I have allowed background saves, auto recovery etc, but disabling them doesn't do any good.
There was nothing else but these 4 lines in my test.ahk script. I also suspected that assigning data to the clipboard could cause the bookmark insertion, but as I wrote, I removed / added-back all the commands one-by-one until the above smallest misbehaving script remained. It is really perplexing: just reading the clipboard before ^c causes the side effects.
Obviously MS Word does something fancy with Ctrl-c. If I press Ctrl-c wait a second and press it again, nothing unusual happens. But if I press it twice in rapid fire, the Office Clipboard opens. Maybe, the problem is that Ctrl-c in WinWord copies the selection to the Windows clipboard *and* to the topmost position of the 24 Office clipboards. This procedure is smart: if you don't change the selection, just press Ctrl-c again no new Office clipboard position will be consumed. It shows, that MS Word remembers the last selection. The Office Help says:
The Office Clipboard is related to the system Clipboard in the following ways:
• When you copy multiple items to the Office Clipboard, the last item you copy is always copied to the system Clipboard.

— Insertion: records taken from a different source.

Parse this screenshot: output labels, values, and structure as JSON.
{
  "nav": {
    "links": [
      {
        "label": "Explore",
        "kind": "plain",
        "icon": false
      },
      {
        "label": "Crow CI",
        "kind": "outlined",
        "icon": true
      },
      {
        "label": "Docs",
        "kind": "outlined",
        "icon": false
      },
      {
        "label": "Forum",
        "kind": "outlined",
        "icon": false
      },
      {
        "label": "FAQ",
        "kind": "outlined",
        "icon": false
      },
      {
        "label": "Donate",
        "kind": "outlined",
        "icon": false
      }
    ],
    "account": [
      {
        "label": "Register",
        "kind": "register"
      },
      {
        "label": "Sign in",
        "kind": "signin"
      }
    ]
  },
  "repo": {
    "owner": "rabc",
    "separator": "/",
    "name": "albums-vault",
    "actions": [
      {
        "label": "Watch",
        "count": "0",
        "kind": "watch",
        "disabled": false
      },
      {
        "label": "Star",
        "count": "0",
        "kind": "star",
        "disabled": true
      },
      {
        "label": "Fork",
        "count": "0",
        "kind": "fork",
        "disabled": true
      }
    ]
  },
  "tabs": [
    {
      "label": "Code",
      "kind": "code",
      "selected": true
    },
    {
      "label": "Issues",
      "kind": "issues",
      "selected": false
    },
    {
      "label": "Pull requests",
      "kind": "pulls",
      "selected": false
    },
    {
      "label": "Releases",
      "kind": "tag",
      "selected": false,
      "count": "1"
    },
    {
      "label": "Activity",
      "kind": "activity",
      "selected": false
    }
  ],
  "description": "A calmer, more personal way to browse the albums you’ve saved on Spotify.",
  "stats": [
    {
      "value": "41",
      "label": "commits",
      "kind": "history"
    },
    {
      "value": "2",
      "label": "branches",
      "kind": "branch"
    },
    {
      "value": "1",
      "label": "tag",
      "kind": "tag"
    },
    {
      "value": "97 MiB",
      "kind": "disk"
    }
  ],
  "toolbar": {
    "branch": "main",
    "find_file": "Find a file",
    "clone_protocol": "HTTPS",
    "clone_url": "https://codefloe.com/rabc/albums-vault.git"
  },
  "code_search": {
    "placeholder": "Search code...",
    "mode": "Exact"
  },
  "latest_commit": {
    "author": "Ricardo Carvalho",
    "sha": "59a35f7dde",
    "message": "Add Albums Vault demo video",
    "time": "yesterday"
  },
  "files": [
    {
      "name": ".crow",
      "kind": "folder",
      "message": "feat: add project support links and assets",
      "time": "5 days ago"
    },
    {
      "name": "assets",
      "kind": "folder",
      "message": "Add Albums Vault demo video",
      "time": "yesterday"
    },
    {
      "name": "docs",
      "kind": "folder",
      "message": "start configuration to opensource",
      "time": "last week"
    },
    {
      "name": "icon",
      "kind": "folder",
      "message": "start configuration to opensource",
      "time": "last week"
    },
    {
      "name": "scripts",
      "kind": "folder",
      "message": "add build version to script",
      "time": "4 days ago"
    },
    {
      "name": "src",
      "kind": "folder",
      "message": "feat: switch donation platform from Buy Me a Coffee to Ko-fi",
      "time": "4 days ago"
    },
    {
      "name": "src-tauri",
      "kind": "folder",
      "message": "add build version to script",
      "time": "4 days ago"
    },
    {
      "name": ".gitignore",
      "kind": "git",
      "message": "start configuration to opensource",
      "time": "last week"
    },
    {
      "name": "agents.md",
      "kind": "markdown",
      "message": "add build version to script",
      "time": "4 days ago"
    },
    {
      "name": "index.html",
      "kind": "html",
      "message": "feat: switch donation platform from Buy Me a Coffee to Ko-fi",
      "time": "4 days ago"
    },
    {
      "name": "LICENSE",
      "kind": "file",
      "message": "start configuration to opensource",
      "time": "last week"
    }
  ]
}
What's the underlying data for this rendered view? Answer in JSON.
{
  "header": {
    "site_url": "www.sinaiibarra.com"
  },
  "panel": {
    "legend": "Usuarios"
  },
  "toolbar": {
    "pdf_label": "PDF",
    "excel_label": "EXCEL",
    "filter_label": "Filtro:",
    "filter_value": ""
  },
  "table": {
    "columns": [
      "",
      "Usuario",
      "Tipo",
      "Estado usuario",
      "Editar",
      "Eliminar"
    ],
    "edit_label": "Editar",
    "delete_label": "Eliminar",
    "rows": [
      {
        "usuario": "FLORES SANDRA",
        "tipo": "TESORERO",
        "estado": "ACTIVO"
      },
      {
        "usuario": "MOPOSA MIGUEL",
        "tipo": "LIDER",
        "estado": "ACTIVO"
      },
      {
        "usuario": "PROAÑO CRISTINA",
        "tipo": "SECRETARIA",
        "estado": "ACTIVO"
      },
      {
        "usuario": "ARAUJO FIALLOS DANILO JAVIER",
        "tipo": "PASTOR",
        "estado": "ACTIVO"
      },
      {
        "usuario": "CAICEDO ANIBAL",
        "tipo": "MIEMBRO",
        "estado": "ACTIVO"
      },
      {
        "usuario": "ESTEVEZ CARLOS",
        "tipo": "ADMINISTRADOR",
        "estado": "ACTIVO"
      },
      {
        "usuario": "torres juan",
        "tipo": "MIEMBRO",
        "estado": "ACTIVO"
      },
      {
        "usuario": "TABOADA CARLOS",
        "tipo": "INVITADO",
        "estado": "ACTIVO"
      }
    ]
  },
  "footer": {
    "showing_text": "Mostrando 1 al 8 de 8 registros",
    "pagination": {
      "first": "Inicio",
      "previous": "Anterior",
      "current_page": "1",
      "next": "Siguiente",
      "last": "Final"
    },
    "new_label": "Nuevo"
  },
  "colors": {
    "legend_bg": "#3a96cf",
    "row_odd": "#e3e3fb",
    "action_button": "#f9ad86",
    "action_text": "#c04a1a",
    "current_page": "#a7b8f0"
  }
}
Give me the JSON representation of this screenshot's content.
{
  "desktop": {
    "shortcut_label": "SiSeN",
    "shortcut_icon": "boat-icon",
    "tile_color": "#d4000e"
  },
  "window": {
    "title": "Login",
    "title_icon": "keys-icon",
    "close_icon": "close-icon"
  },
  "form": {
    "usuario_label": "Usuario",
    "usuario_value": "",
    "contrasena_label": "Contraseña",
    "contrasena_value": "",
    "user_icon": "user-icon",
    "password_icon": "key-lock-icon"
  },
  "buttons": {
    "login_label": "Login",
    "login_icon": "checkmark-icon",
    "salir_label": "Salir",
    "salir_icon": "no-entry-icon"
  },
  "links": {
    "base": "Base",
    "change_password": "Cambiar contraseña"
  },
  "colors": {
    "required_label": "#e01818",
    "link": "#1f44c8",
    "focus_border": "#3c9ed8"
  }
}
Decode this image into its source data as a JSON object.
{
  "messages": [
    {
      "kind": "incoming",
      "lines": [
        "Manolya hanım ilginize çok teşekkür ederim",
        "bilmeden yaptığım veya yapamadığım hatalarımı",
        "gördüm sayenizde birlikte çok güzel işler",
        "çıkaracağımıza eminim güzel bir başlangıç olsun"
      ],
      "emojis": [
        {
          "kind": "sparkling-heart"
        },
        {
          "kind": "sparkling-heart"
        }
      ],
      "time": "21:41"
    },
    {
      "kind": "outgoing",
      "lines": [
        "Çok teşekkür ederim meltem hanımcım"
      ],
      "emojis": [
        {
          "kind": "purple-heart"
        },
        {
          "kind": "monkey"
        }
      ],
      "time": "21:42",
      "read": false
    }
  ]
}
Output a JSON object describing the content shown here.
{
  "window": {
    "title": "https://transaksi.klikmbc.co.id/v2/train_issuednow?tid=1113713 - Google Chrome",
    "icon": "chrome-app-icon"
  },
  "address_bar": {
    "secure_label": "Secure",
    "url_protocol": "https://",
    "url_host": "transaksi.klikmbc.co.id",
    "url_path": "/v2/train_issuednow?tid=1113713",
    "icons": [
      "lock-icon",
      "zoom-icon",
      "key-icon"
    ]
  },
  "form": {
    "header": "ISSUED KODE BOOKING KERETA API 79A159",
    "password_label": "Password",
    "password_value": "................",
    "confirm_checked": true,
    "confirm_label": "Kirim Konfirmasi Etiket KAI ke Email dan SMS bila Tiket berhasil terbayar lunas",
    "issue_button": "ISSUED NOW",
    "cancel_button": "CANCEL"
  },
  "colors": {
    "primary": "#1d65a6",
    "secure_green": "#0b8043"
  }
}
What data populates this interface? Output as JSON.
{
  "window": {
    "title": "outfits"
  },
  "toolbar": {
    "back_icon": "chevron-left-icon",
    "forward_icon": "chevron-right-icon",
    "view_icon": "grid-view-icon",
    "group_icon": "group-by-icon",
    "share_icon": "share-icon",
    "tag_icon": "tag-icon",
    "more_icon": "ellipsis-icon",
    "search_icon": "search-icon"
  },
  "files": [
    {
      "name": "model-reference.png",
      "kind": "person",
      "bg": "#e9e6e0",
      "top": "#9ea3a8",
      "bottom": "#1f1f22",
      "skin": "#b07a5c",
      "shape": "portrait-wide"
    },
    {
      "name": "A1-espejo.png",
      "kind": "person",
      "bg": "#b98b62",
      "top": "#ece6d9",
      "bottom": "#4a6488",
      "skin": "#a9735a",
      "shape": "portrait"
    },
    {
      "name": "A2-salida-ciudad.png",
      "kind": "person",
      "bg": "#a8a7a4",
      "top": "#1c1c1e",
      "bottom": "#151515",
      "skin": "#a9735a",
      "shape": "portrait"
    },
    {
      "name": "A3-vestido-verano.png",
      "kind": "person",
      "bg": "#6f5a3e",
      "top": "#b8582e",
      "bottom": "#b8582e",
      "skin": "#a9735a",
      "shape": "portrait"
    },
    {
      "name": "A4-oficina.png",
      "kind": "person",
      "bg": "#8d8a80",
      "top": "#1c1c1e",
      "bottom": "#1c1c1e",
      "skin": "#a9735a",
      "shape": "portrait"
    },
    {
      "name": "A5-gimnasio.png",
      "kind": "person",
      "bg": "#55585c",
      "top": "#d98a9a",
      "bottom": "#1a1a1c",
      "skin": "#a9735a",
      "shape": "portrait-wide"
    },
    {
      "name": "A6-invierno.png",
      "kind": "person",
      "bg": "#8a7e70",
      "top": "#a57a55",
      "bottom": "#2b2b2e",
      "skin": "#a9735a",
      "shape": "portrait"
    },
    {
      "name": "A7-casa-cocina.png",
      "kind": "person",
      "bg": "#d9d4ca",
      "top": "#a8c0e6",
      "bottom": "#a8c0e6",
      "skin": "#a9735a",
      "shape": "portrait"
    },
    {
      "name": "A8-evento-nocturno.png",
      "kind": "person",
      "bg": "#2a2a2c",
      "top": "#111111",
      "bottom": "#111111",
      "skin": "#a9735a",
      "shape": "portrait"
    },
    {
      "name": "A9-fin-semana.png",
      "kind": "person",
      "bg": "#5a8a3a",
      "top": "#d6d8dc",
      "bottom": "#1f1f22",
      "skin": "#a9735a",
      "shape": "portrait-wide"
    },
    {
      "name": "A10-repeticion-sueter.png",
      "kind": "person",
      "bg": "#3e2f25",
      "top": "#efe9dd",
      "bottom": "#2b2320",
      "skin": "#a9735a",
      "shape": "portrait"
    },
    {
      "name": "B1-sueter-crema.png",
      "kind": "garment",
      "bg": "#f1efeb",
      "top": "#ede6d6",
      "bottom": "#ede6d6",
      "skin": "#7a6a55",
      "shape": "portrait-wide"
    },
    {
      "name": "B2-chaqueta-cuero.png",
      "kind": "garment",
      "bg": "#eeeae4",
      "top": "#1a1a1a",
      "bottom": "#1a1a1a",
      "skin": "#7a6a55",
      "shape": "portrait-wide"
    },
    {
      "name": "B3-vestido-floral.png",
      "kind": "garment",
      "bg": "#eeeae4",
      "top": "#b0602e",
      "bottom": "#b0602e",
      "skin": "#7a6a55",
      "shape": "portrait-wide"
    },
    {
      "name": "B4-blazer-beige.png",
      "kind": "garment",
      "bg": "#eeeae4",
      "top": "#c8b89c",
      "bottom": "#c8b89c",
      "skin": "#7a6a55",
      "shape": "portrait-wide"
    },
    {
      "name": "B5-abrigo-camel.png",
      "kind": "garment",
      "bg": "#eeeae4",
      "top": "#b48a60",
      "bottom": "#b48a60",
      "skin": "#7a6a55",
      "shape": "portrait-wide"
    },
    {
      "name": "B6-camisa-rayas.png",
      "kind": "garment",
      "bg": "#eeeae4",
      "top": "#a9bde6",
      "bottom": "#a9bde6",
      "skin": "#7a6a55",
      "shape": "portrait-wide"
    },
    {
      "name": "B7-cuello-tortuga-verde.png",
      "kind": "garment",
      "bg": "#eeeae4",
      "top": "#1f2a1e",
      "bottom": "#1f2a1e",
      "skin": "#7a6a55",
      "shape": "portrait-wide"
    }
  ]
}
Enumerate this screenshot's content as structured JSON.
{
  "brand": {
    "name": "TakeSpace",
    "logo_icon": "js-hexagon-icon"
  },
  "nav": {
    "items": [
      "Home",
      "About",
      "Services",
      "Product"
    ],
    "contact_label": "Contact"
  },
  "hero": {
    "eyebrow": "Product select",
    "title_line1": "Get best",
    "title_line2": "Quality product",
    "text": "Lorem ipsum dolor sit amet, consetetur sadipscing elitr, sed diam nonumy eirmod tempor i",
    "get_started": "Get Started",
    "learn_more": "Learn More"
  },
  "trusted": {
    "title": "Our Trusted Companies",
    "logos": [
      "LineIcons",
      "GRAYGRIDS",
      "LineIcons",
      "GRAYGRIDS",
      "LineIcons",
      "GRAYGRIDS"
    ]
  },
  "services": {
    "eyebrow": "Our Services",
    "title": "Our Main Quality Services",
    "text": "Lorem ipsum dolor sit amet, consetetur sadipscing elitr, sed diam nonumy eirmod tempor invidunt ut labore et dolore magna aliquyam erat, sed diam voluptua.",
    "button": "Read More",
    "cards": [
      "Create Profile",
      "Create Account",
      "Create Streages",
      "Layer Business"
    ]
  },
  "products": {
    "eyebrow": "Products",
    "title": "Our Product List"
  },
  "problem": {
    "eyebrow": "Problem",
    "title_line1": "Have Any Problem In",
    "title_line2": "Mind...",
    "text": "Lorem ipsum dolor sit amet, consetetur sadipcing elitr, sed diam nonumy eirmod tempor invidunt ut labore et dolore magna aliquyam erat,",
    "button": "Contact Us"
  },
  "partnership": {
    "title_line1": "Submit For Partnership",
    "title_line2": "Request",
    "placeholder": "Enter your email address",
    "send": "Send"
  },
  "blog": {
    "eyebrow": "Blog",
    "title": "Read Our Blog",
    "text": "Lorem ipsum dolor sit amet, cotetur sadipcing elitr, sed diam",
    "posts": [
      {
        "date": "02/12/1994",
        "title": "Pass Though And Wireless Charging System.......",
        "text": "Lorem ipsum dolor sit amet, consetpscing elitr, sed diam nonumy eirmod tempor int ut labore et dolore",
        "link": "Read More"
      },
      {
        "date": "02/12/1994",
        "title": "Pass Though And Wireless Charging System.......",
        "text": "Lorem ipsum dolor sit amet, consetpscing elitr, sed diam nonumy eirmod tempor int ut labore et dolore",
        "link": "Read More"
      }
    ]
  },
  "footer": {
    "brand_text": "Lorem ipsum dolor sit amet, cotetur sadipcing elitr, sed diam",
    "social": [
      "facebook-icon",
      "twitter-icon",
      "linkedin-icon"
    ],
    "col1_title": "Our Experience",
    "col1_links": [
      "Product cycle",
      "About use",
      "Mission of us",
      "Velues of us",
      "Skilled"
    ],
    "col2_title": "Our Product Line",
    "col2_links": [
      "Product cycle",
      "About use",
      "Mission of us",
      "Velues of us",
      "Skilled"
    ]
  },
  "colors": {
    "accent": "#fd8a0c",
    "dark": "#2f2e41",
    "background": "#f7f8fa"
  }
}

• When you clear the Office Clipboard, the system Clipboard is also cleared.
• When you use the Paste command, the Paste button, or the shortcut keys (CTRL+V), you paste the contents of the system Clipboard, not the Office Clipboard.
It is not the speed. If I insert "Sleep 2000" before the "Send ^c" the bookmarks still appear.
Replacing ClipBoardAll with ClipBoard stops the bookmarking. I suspected that reading the clipboard involves a query, or list of objects and descriptors system call, and this has a side effect.
If you wish, you can make the script even shorter:
!z::
cb := ClipBoardAll
return
Mark something in Word, copy it to the clipboard by Ctrl-c. Do some editing, change to another window, save your work, etc, but upon returning to the original window, running the script by Alt-z bookmarks the last selection. You see that it is pretty sophisticated: the demon behind remembers the window and the position of the last selection, not only its content.